Her first album was the Never-ending Story soundtrack, but her favourite, reassuringly, is David Bowie's 'Hunky Dory'. "Its sound really touched my love for songwriting and spacey stuff," she says. "I was really into sci-fi books as a kid. My dad is a physicist and he used to take my brothers and I into his lab when we were little. We played games with liquid nitrogen and Van de Graaff generators. He had the keys to the observatory at St Andrew's University and he'd get us up in the middle of the night to show us Halley's Comet. That's partly why the album is called 'Eye To The Telescope.'"

The young active KT took up piano, then flute and gradually her singing voice developed its earthy individuality, "I'm pretty certain that I learned how to sing because someone gave me an Ella Fitzgerald tape - she was my singing teacher."

By her mid-teens, KT had started writing her own songs, "but I was just coming out with this schmaltzy love nonsense. It was a complete vomit of puppy love. But I thought I was rocking." At 16, she took up the guitar, teaching herself from a busker's book. Schmaltz was junked; a musical epiphany ensued.

Hungry for experiences and independence, she gained a scholarship to Kent School in Connecticutt, New England and absorbed gigs by The Grateful Dead and 10,000 Maniacs. She also formed her first band, The Happy Campers, and played a host of informal gigs. "By the second week of playing an open mic slot I was their 'special guest from Scotland!'," she recalls.

Next stop on her personal odyssey was a music course at Royal Holloway College, where she tried and failed to form another band. "I managed to win Battle Of The Bands with one mandolin player! It was me and eleven goth bands and I won."

After vanquishing the goths, KT returned to St Andrews and became immersed in the grassroots scene which spawned The Beta Band and the Fence Collective, forming a group with Fence's Pip Dylan and honing her tastes with an ambrosial diet of James Brown, Lou Reed, Billie Holliday, Johnny Cash and PJ Harvey.

A few years and bands later, it was crunch time for Tunstall. She hit London again where, finally, things started to fall into place. Working relationships were forged, deals were secured. She began writing projects with Swedish songwriter/producer Martin Terefe and London-based Orcadian Jimmy Hogarth and London's Tommy D. With over a hundred songs in her pocket, set to work on her debut album with her new band and legendary U2/New Order/Happy Mondays producer Steve Osborne at the helm.

"Steve was producer and engineer - he did everything.

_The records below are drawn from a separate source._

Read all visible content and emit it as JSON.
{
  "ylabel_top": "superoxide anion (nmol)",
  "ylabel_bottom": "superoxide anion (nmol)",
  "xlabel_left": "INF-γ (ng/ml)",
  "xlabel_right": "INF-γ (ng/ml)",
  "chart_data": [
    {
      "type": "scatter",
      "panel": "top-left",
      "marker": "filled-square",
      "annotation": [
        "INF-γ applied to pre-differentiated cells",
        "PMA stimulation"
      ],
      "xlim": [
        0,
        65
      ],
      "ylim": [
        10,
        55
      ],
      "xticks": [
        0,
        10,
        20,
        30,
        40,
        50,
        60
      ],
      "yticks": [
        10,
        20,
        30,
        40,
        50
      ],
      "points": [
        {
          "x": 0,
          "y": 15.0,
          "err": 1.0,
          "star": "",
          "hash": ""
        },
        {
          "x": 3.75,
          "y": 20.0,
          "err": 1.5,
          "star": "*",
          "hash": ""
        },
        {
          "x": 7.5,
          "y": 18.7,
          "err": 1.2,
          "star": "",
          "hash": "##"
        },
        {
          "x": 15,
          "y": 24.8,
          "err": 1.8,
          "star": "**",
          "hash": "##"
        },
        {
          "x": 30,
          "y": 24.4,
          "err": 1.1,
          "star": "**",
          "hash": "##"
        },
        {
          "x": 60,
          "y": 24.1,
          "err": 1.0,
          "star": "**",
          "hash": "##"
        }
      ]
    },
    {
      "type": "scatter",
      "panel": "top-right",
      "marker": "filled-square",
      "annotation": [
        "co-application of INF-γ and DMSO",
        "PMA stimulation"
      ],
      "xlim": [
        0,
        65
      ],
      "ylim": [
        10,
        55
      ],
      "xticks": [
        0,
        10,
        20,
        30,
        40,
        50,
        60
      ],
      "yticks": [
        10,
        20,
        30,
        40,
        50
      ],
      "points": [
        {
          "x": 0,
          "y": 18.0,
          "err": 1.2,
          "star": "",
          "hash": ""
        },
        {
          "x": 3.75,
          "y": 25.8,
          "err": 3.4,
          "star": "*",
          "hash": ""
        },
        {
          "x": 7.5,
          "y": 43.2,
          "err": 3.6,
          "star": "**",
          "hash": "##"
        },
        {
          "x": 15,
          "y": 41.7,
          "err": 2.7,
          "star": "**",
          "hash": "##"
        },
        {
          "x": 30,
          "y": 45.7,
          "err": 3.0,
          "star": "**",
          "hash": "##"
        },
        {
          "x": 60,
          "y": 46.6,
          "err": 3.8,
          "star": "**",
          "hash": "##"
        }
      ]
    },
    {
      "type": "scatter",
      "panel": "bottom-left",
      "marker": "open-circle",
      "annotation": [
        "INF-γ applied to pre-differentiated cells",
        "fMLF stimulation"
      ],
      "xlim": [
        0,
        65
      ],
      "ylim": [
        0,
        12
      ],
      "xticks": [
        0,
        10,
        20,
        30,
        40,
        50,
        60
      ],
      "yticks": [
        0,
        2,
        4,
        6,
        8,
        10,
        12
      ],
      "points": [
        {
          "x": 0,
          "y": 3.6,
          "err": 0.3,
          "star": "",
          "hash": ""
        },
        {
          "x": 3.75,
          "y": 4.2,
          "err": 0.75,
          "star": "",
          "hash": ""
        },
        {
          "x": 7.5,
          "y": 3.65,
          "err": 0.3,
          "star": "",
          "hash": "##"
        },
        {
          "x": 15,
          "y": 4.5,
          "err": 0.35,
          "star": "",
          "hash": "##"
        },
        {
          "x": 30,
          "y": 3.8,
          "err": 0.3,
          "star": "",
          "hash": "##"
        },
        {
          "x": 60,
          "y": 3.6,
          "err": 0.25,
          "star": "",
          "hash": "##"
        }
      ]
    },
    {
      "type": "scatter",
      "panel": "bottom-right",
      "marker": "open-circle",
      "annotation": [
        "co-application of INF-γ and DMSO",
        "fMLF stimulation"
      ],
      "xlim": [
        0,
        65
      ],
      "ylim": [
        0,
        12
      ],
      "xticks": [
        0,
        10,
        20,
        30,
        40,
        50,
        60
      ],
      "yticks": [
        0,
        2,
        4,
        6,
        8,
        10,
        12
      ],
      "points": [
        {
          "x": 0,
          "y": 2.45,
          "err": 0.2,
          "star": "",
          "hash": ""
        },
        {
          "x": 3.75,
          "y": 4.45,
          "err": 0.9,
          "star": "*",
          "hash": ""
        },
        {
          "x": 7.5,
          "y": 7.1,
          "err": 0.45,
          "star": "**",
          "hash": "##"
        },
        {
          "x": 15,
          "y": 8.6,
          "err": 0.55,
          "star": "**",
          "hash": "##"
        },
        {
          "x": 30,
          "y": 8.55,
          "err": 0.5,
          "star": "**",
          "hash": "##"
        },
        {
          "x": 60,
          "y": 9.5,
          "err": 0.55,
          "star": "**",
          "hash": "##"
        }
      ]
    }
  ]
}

He even invited me to stay with him and his family so we could work longer. We recorded the album in this gnarly little studio in the woods in Wiltshire. It was this disabled guy's house. The vocal booth was the wheelchair ramp between his bedroom and the control room. So you could either sing going downhill or uphill. It was perfect, so raw. He's got this little shack in the garden where all the local bands rehearse. It was like Deliverance."

Minus the psychopathic locals, presumably. And no duelling banjos either. "I didn't want to take too much equipment into the studio because it's when you have to be inventive that you get interesting music. Tom Waits said if you want something to sound like a cardboard box being hit with a boot, then hit a cardboard box with a boot."

This lo-fi, visceral, boot-wielding approach was inspired by KT's recent conversion to the hiss and crackle of early blues. "On the whole, I'm a positive, skippity-la-la person but I love the dark side of music and I will always want to explore that. It's a positive-sounding album but there's stuff underneath for sure."

Since completing 'Eye To The Telescope', life has been a blur of gigs, first as support to Joss Stone, then a tour of Europe, singing with 'klezmer hip-hop' band Oi Va Voi, who ignited the Avalon Stage at Glastonbury.

"It was blazing sunshine and I went on in a turquoise neck muff, glamorous dress and muddy boots and just had the best gig, really emotional. I've had emails from people saying that they cried. They promised it wasn't the drugs."

Now KT is raring to channel all her infectious energies into her own music. "I'm not exactly sure what has driven me so hard," she says. "I've never questioned it. I've never had a back-up plan. I was never going to do anything else."